Eakinomics: Enforcing Data Privacy

Before there was a pandemic, there was a presumption that passing federal data privacy legislation would be a top congressional priority, if only to preempt state laws and provide a single, nationwide standard. With the arrival of the pandemic, modern information technologies – streaming services, online conferencing, app-based services, telehealth, and more – have been central to the response to COVID-19. Using smartphones (and other data-powered tools) to fight the virus, however, means that a data privacy framework that would continue to allow such innovation remains of high importance.

In structuring privacy legislation, an important debate remains who is given the job of enforcing the privacy provisions.
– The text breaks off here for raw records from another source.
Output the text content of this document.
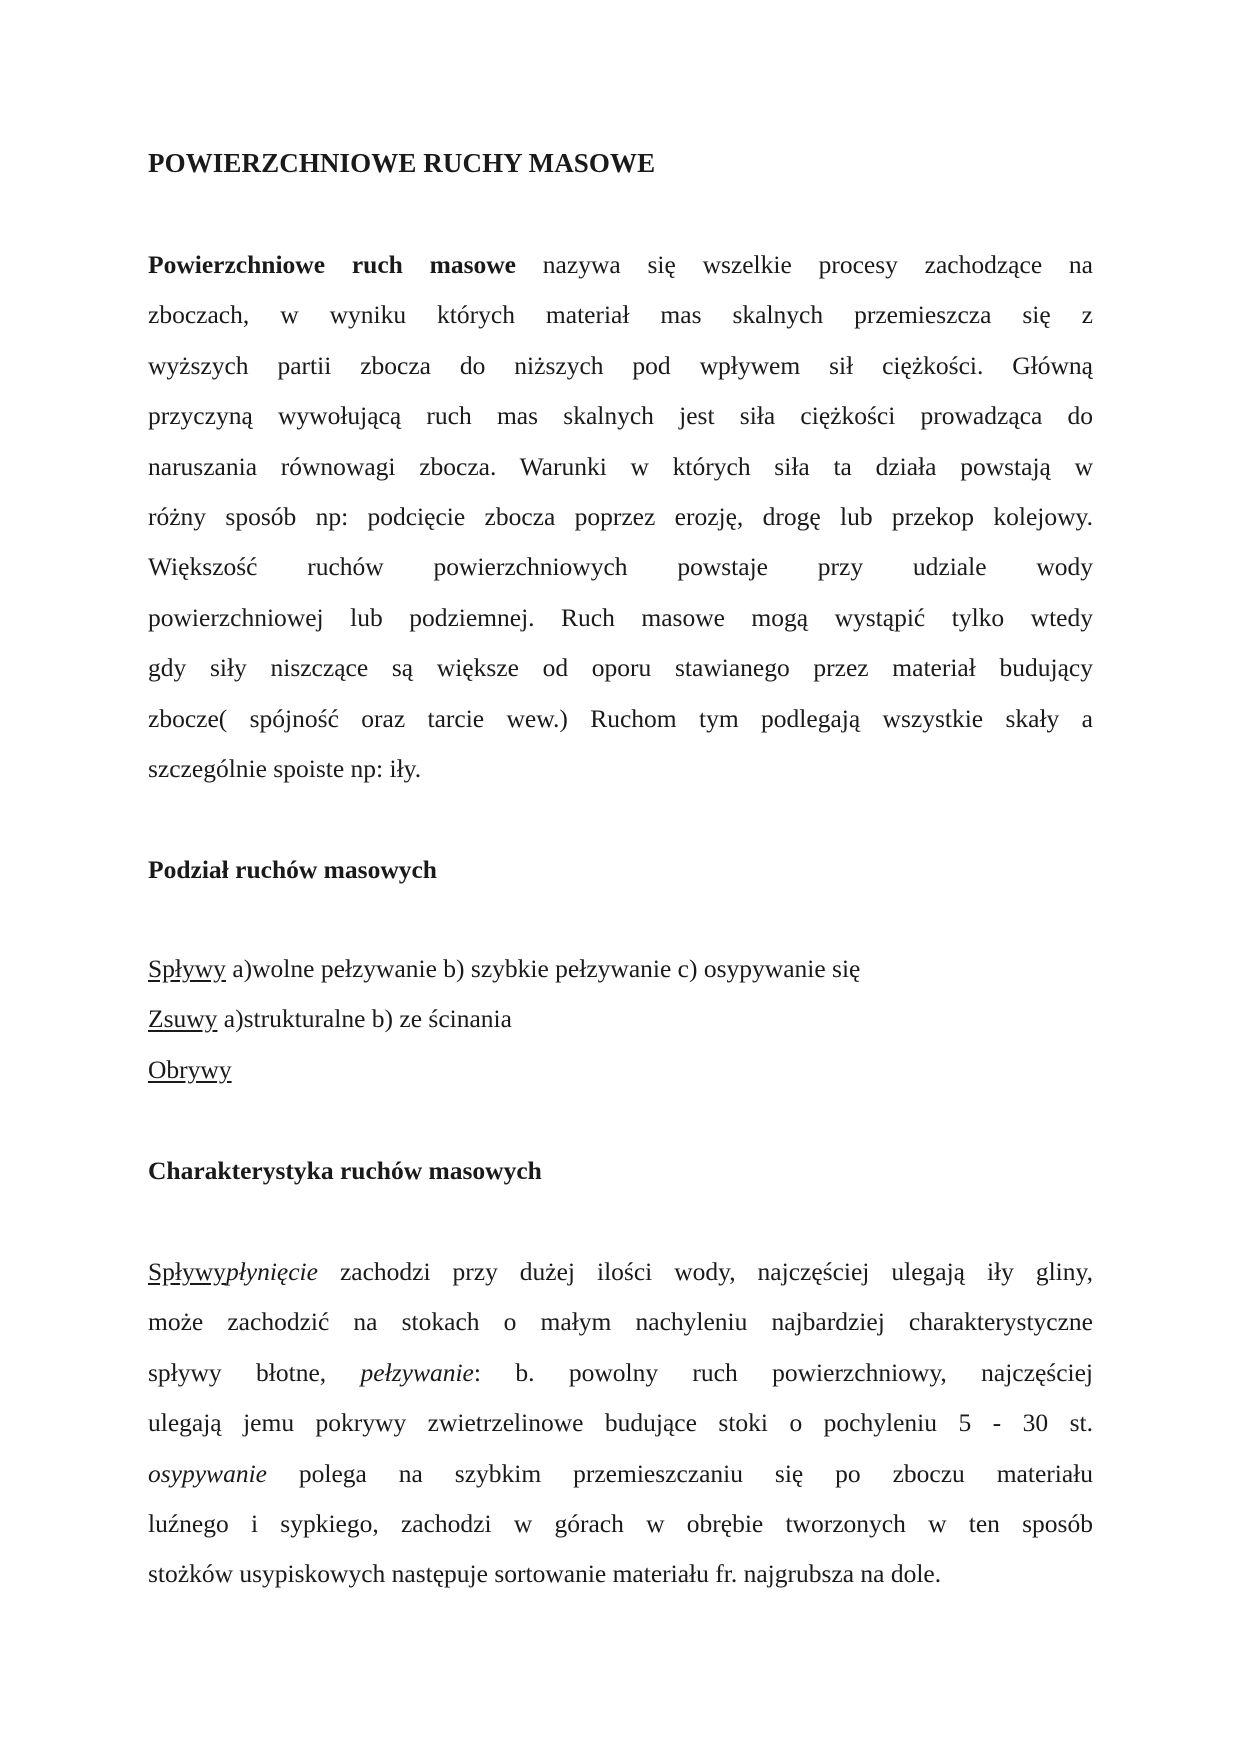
POWIERZCHNIOWE RUCHY MASOWE
Powierzchniowe ruch masowe nazywa się wszelkie procesy zachodzące na
zboczach, w wyniku których materiał mas skalnych przemieszcza się z
wyższych partii zbocza do niższych pod wpływem sił ciężkości. Główną
przyczyną wywołującą ruch mas skalnych jest siła ciężkości prowadząca do
naruszania równowagi zbocza. Warunki w których siła ta działa powstają w
różny sposób np: podcięcie zbocza poprzez erozję, drogę lub przekop kolejowy.
Większość ruchów powierzchniowych powstaje przy udziale wody
powierzchniowej lub podziemnej. Ruch masowe mogą wystąpić tylko wtedy
gdy siły niszczące są większe od oporu stawianego przez materiał budujący
zbocze( spójność oraz tarcie wew.) Ruchom tym podlegają wszystkie skały a
szczególnie spoiste np: iły.
Podział ruchów masowych
Spływy a)wolne pełzywanie b) szybkie pełzywanie c) osypywanie się
Zsuwy a)strukturalne b) ze ścinania
Obrywy
Charakterystyka ruchów masowych
Spływypłynięcie zachodzi przy dużej ilości wody, najczęściej ulegają iły gliny,
może zachodzić na stokach o małym nachyleniu najbardziej charakterystyczne
spływy błotne, pełzywanie: b. powolny ruch powierzchniowy, najczęściej
ulegają jemu pokrywy zwietrzelinowe budujące stoki o pochyleniu 5 - 30 st.
osypywanie polega na szybkim przemieszczaniu się po zboczu materiału
luźnego i sypkiego, zachodzi w górach w obrębie tworzonych w ten sposób
stożków usypiskowych następuje sortowanie materiału fr. najgrubsza na dole.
As it turns out, there are lots of options – five, according to AAF’s Jennifer Huddleston. In her words:

1) a continuation or expansion of enforcement by the Federal Trade Commission (FTC),
2) the creation of a new agency tasked with data protection,
3) enforcement by state attorneys general (typically in combination with federal enforcement),
4) a limited private right of action, and
5) a broad private right of action with monetary relief.

In choosing, policymakers should pick a mechanism that is consistent with the light-touch regulatory approach that has permitted innovation to flourish and limited uncertainties. This enforcement mechanism should ensure a continuation of the current commitment to protect consumers from measurable harm but not limit the direction of technological development.

A new agency is a doubtful proposition. The needed expertise likely already exists at the FTC and elsewhere, and new agencies set up in a crisis have a dubious track record. Similarly, relying entirely on a private right of action lays the entire effort bare to state-by-state differences in handling litigation. Also, relying on a litigation explosion to solve any problems seems undesirable when examining its existing use in privacy laws such as Illinois’s Biometric Information Privacy Act and its potential for discouraging new technologies.

In the end, Huddleston points to a hybrid approach as a potential compromise between the need for a federal framework and the desire of states to be involved in data privacy enforcement: “Building on the current FTC-centric regulatory approach, and perhaps supplementing it with assistance from state attorneys general (under specific guidelines), would likely prove effective.”

At present, Congress is overwhelmed by the coronavirus and the efforts to combat the crisis. It will not always remain that way. When the day arrives to provide federal data privacy protection law, picking the right enforcement strategy will be a key step.